Cascade systems comprise multiple linked boilers, which can respond more efficiently to changing heat loads and offer more flexibility to match the exact heat requirements of a building. Individual boiler modulation ensures flexibility by enabling each boiler to adjust its operating capacity in line with demand, but the system can also turn down its capability when only one boiler is needed. For example, the Potterton Sirius Two wall-hung condensing boiler has a modulation range of 9:1; for every additional boiler added to the system, the modulation range improves by a multiple of nine. With three linked boilers, a modulation range of 27:1 can be achieved, delivering impressive efficiencies plus low flue-gas emissions.
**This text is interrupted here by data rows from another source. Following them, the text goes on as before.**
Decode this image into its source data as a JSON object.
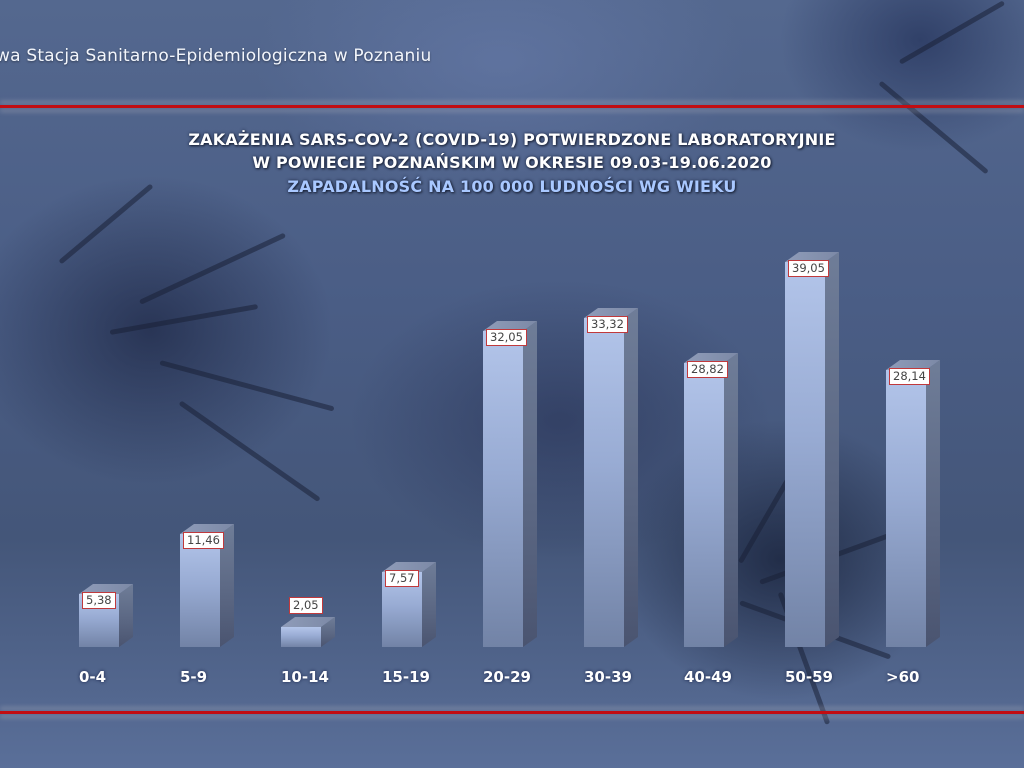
{
  "header": {
    "organization": "wa Stacja Sanitarno-Epidemiologiczna w Poznaniu"
  },
  "chart_data": {
    "type": "bar",
    "title": "ZAKAŻENIA SARS-COV-2 (COVID-19) POTWIERDZONE LABORATORYJNIE",
    "title_line2": "W POWIECIE POZNAŃSKIM W OKRESIE 09.03-19.06.2020",
    "subtitle": "ZAPADALNOŚĆ NA 100 000 LUDNOŚCI WG WIEKU",
    "xlabel": "",
    "ylabel": "",
    "categories": [
      "0-4",
      "5-9",
      "10-14",
      "15-19",
      "20-29",
      "30-39",
      "40-49",
      "50-59",
      ">60"
    ],
    "values": [
      5.38,
      11.46,
      2.05,
      7.57,
      32.05,
      33.32,
      28.82,
      39.05,
      28.14
    ],
    "value_labels": [
      "5,38",
      "11,46",
      "2,05",
      "7,57",
      "32,05",
      "33,32",
      "28,82",
      "39,05",
      "28,14"
    ],
    "ylim": [
      0,
      40
    ],
    "grid": false,
    "legend": "none",
    "style": "3d-columns",
    "colors": {
      "bar_front": "#a5b8e0",
      "bar_side": "#5a6682",
      "label_border": "#c0393c",
      "title": "#ffffff",
      "subtitle": "#a9c8ff",
      "rule": "#c20d12"
    }
  }
}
Cascade systems marry the best in modern heating technology with controls that ensure the boilers operate at maximum efficiency, respond rapidly to changes in usage patterns, and extend the operating life and reliability of the equipment. These compact, modular systems can offer distinct logistical advantages compared to conventional system designs. When new plant needs to fit into a space that was designed around the old boiler, these systems make it easier to install and fit the required equipment into a restricted space, thereby saving installation time and costs. Furthermore, when it comes to service and maintenance, a cascade system allows engineers to work on each individual boiler, whilst the remaining boilers on the cascade stay switched on – reducing disruption to pupils and staff.
Old Swinford Hospital School in the Black Country, West Midlands, needed to upgrade their heating system to meet the growing demands of the campus. Wall hung and floor standing Potterton Commercial 70kW Sirius boilers replaced their old and inefficient twin boilers. The school now has a more responsive heating system which has delivered significant savings; despite increased output, the school is currently paying less for energy than five years ago.
By installing a cascade system, the age-old tendency to oversize boilers can be avoided. Schools and colleges can improve their ability to meet heating demands whilst reducing their emissions and energy bill, ultimately releasing funds for curricular resources or facilities.